Given two positive integers A and B, we can change at most K bits in both the numbers to make OR of them equal to a given target number T. In the case of multiple solutions try to keep A as small as possible.

Examples:

```Input : A = 175,
B = 66,
T = 100,
K = 5
Output : A = 36
B = 64
Initial bits of A = 1010 1111
Changed bits of A = 0010 0100
Initial bits of B = 0100 0010
Changed bits of B = 0100 0000
OR of changed Bits = 0110 0100
Which has decimal value equal to Target T.

Input : A = 175,
B = 66,
T = 100,
K = 4
Output : Not Possible
It is not possible to get OR of
A and B as T, just by changing K bits.
```

## Recommended: Please try your approach on {IDE} first, before moving on to the solution.

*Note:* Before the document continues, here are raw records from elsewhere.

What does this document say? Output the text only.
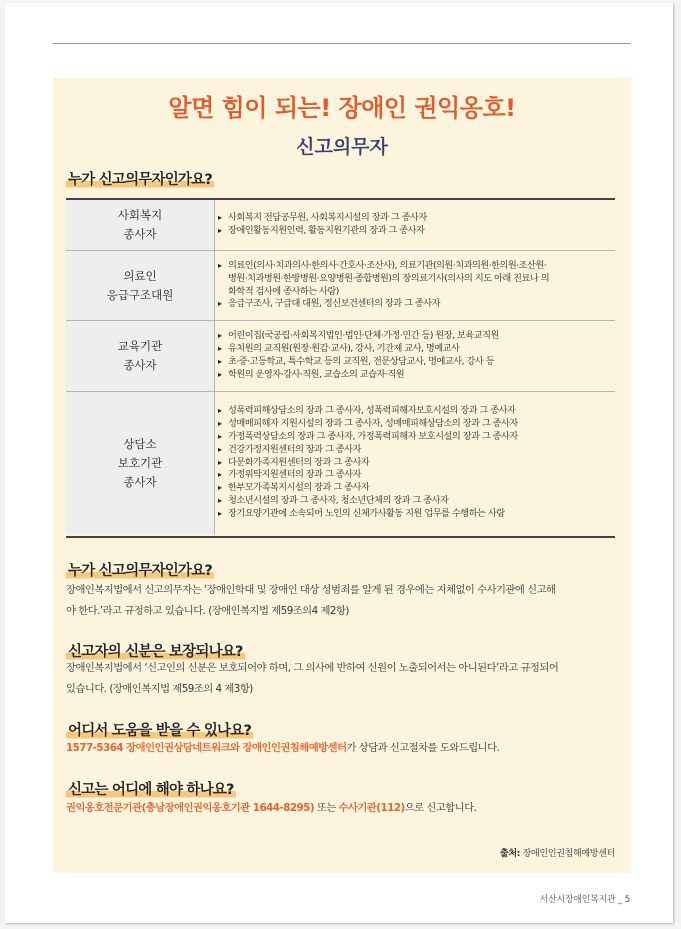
알면 힘이 되는! 장애인 권익옹호!
신고의무자
누가 신고의무자인가요?
사회복지
종사자
▸ 사회복지 전담공무원, 사회복지시설의 장과 그 종사자
▸ 장애인활동지원인력, 활동지원기관의 장과 그 종사자
의료인
응급구조대원
▸ 의료인(의사·치과의사·한의사·간호사·조산사), 의료기관(의원·치과의원·한의원·조산원·
병원·치과병원·한방병원·요양병원·종합병원)의 장의료기사(의사의 지도 아래 진료나 의
화학적 검사에 종사하는 사람)
▸ 응급구조사, 구급대 대원, 정신보건센터의 장과 그 종사자
교육기관
종사자
▸ 어린이집(국공립·사회복지법인·법인·단체·가정·민간 등) 원장, 보육교직원
▸ 유치원의 교직원(원장·원감·교사), 강사, 기간제 교사, 명예교사
▸ 초·중·고등학교, 특수학교 등의 교직원, 전문상담교사, 명예교사, 강사 등
▸ 학원의 운영자·강사·직원, 교습소의 교습자·직원
상담소
보호기관
종사자
▸ 성폭력피해상담소의 장과 그 종사자, 성폭력피해자보호시설의 장과 그 종사자
▸ 성매매피해자 지원시설의 장과 그 종사자, 성매매피해상담소의 장과 그 종사자
▸ 가정폭력상담소의 장과 그 종사자, 가정폭력피해자 보호시설의 장과 그 종사자
▸ 건강가정지원센터의 장과 그 종사자
▸ 다문화가족지원센터의 장과 그 종사자
▸ 가정위탁지원센터의 장과 그 종사자
▸ 한부모가족복지시설의 장과 그 종사자
▸ 청소년시설의 장과 그 종사자, 청소년단체의 장과 그 종사자
▸ 장기요양기관에 소속되어 노인의 신체가사활동 지원 업무를 수행하는 사람
누가 신고의무자인가요?
장애인복지법에서 신고의무자는 ‘장애인학대 및 장애인 대상 성범죄를 알게 된 경우에는 지체없이 수사기관에 신고해
야 한다.’라고 규정하고 있습니다. (장애인복지법 제59조의4 제2항)
신고자의 신분은 보장되나요?
장애인복지법에서 ‘신고인의 신분은 보호되어야 하며, 그 의사에 반하여 신원이 노출되어서는 아니된다’라고 규정되어
있습니다. (장애인복지법 제59조의 4 제3항)
어디서 도움을 받을 수 있나요?
1577-5364 장애인인권상담네트워크와 장애인인권침해예방센터가 상담과 신고절차를 도와드립니다.
신고는 어디에 해야 하나요?
권익옹호전문기관(충남장애인권익옹호기관 1644-8295) 또는 수사기관(112)으로 신고합니다.
출처: 장애인인권침해예방센터
서산시장애인복지관 _ 5
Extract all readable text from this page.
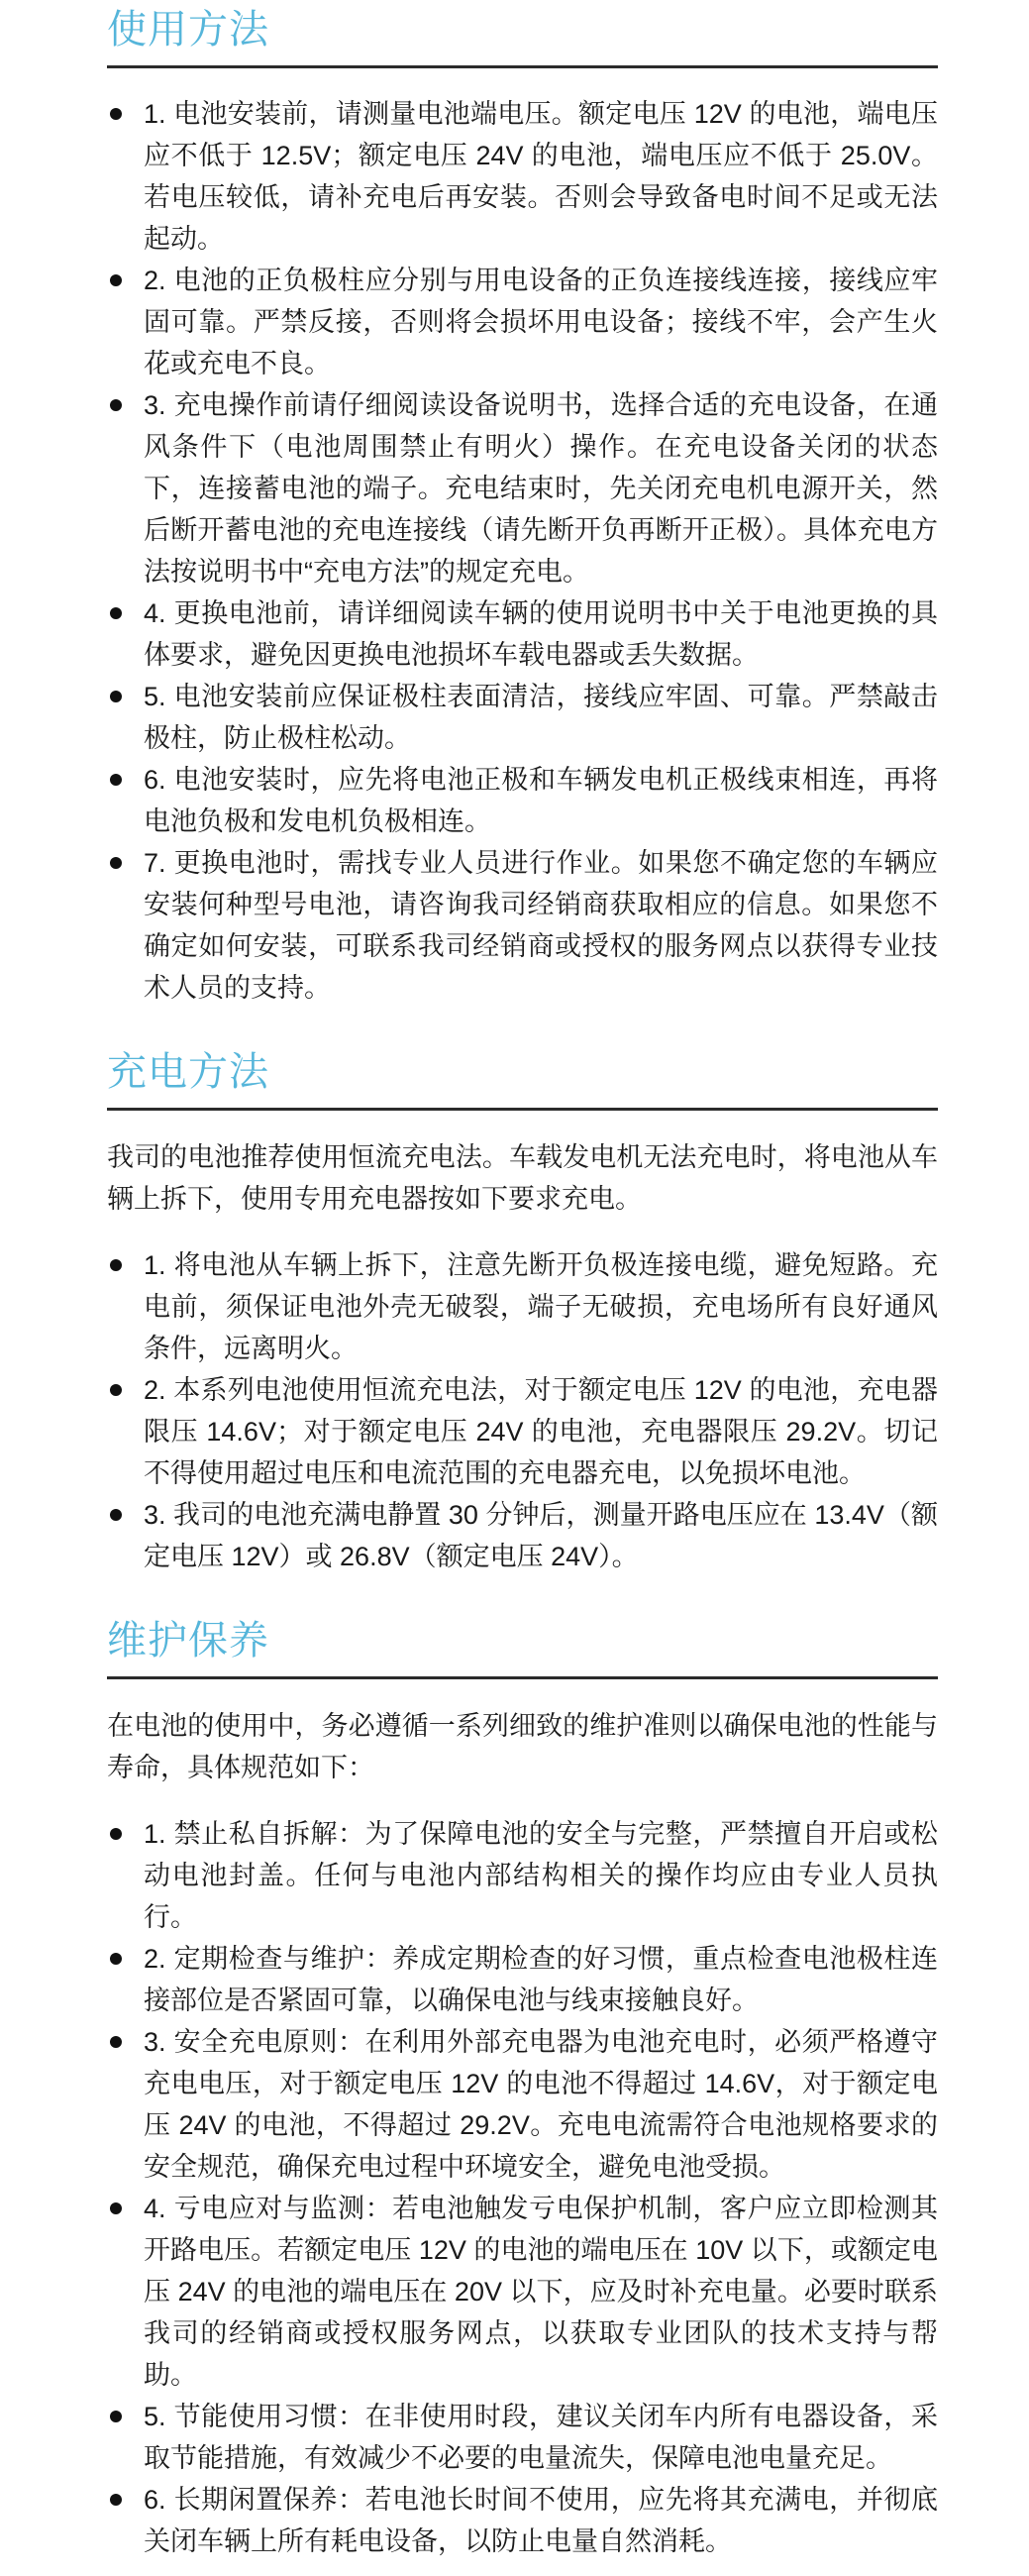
使用方法
1. 电池安装前，请测量电池端电压。额定电压 12V 的电池，端电压应不低于 12.5V；额定电压 24V 的电池，端电压应不低于 25.0V。若电压较低，请补充电后再安装。否则会导致备电时间不足或无法起动。
2. 电池的正负极柱应分别与用电设备的正负连接线连接，接线应牢固可靠。严禁反接，否则将会损坏用电设备；接线不牢，会产生火花或充电不良。
3. 充电操作前请仔细阅读设备说明书，选择合适的充电设备，在通风条件下（电池周围禁止有明火）操作。在充电设备关闭的状态下，连接蓄电池的端子。充电结束时，先关闭充电机电源开关，然后断开蓄电池的充电连接线（请先断开负再断开正极）。具体充电方法按说明书中“充电方法”的规定充电。
4. 更换电池前，请详细阅读车辆的使用说明书中关于电池更换的具体要求，避免因更换电池损坏车载电器或丢失数据。
5. 电池安装前应保证极柱表面清洁，接线应牢固、可靠。严禁敲击 极柱，防止极柱松动。
6. 电池安装时，应先将电池正极和车辆发电机正极线束相连，再将电池负极和发电机负极相连。
7. 更换电池时，需找专业人员进行作业。如果您不确定您的车辆应安装何种型号电池，请咨询我司经销商获取相应的信息。如果您不确定如何安装，可联系我司经销商或授权的服务网点以获得专业技术人员的支持。
充电方法

我司的电池推荐使用恒流充电法。车载发电机无法充电时，将电池从车辆上拆下，使用专用充电器按如下要求充电。

1. 将电池从车辆上拆下，注意先断开负极连接电缆，避免短路。充电前，须保证电池外壳无破裂，端子无破损，充电场所有良好通风条件，远离明火。
2. 本系列电池使用恒流充电法，对于额定电压 12V 的电池，充电器限压 14.6V；对于额定电压 24V 的电池，充电器限压 29.2V。切记不得使用超过电压和电流范围的充电器充电，以免损坏电池。
3. 我司的电池充满电静置 30 分钟后，测量开路电压应在 13.4V（额定电压 12V）或 26.8V（额定电压 24V）。
维护保养

在电池的使用中，务必遵循一系列细致的维护准则以确保电池的性能与寿命，具体规范如下：

1. 禁止私自拆解：为了保障电池的安全与完整，严禁擅自开启或松 动电池封盖。任何与电池内部结构相关的操作均应由专业人员执行。
2. 定期检查与维护：养成定期检查的好习惯，重点检查电池极柱连 接部位是否紧固可靠，以确保电池与线束接触良好。
3. 安全充电原则：在利用外部充电器为电池充电时，必须严格遵守充电电压，对于额定电压 12V 的电池不得超过 14.6V，对于额定电压 24V 的电池，不得超过 29.2V。充电电流需符合电池规格要求的安全规范，确保充电过程中环境安全，避免电池受损。
4. 亏电应对与监测：若电池触发亏电保护机制，客户应立即检测其开路电压。若额定电压 12V 的电池的端电压在 10V 以下，或额定电压 24V 的电池的端电压在 20V 以下，应及时补充电量。必要时联系我司的经销商或授权服务网点，以获取专业团队的技术支持与帮助。
5. 节能使用习惯：在非使用时段，建议关闭车内所有电器设备，采 取节能措施，有效减少不必要的电量流失，保障电池电量充足。
6. 长期闲置保养：若电池长时间不使用，应先将其充满电，并彻底关闭车辆上所有耗电设备，以防止电量自然消耗。
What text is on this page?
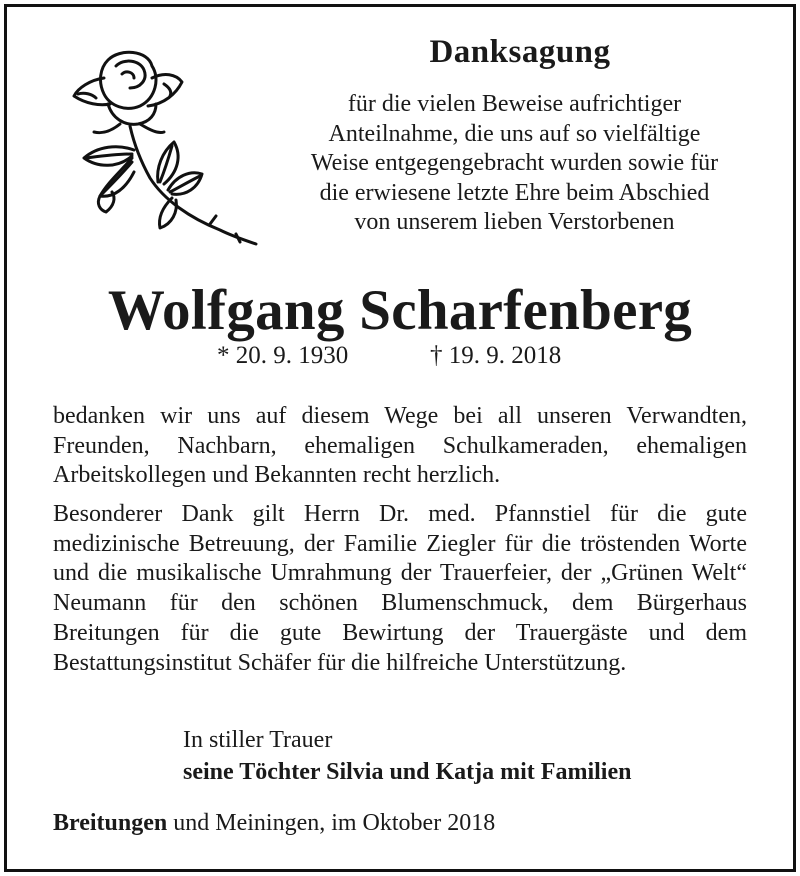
Danksagung
für die vielen Beweise aufrichtiger
Anteilnahme, die uns auf so vielfältige
Weise entgegengebracht wurden sowie für
die erwiesene letzte Ehre beim Abschied
von unserem lieben Verstorbenen
Wolfgang Scharfenberg
* 20. 9. 1930	† 19. 9. 2018
bedanken wir uns auf diesem Wege bei all unseren Verwandten, Freunden, Nachbarn, ehemaligen Schulkameraden, ehemaligen Arbeitskollegen und Bekannten recht herzlich.
Besonderer Dank gilt Herrn Dr. med. Pfannstiel für die gute medizinische Betreuung, der Familie Ziegler für die tröstenden Worte und die musikalische Umrahmung der Trauerfeier, der „Grünen Welt“ Neumann für den schönen Blumenschmuck, dem Bürgerhaus Breitungen für die gute Bewirtung der Trauergäste und dem Bestattungsinstitut Schäfer für die hilfreiche Unterstützung.
In stiller Trauer
seine Töchter Silvia und Katja mit Familien
Breitungen und Meiningen, im Oktober 2018
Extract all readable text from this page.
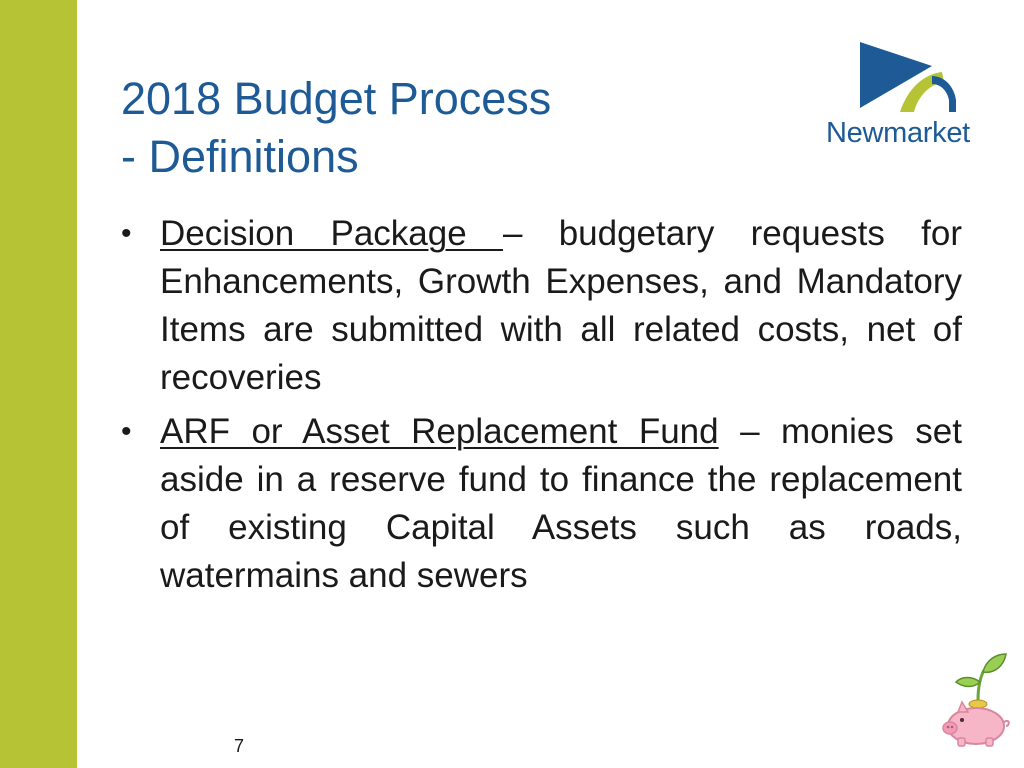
2018 Budget Process
- Definitions	Newmarket

• Decision Package – budgetary requests for Enhancements, Growth Expenses, and Mandatory Items are submitted with all related costs, net of recoveries

• ARF or Asset Replacement Fund – monies set aside in a reserve fund to finance the replacement of existing Capital Assets such as roads, watermains and sewers

7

We can solve this problem by iterating over all bits of A and B and greedily changing them that is,

• If i-th bit of Target T is 0 then set i-th bits of A and B to 0 (if not already)
• If i-th bit of Target T is 1 then we will try to set one of the bits to 1 and we will change i-th bit of B only to 1(if not already) to minimize A.

After above procedure, if changed bits are more than K, then it is not possible to get OR of A and B as T by changing at most K bits.
If changed bits are less than k, then we can further minimize the value of A by using remaining value of K for which we will loop over bits one more time and if at any time,

• i-th A bit is 1 and i-th B bit is 0 then we will make 2 changes and flip both.
• i-th A and B bits are 1 then again we will make 1 change and flip A’s bit.

Total time complexity of above solution will be O(max number of bits).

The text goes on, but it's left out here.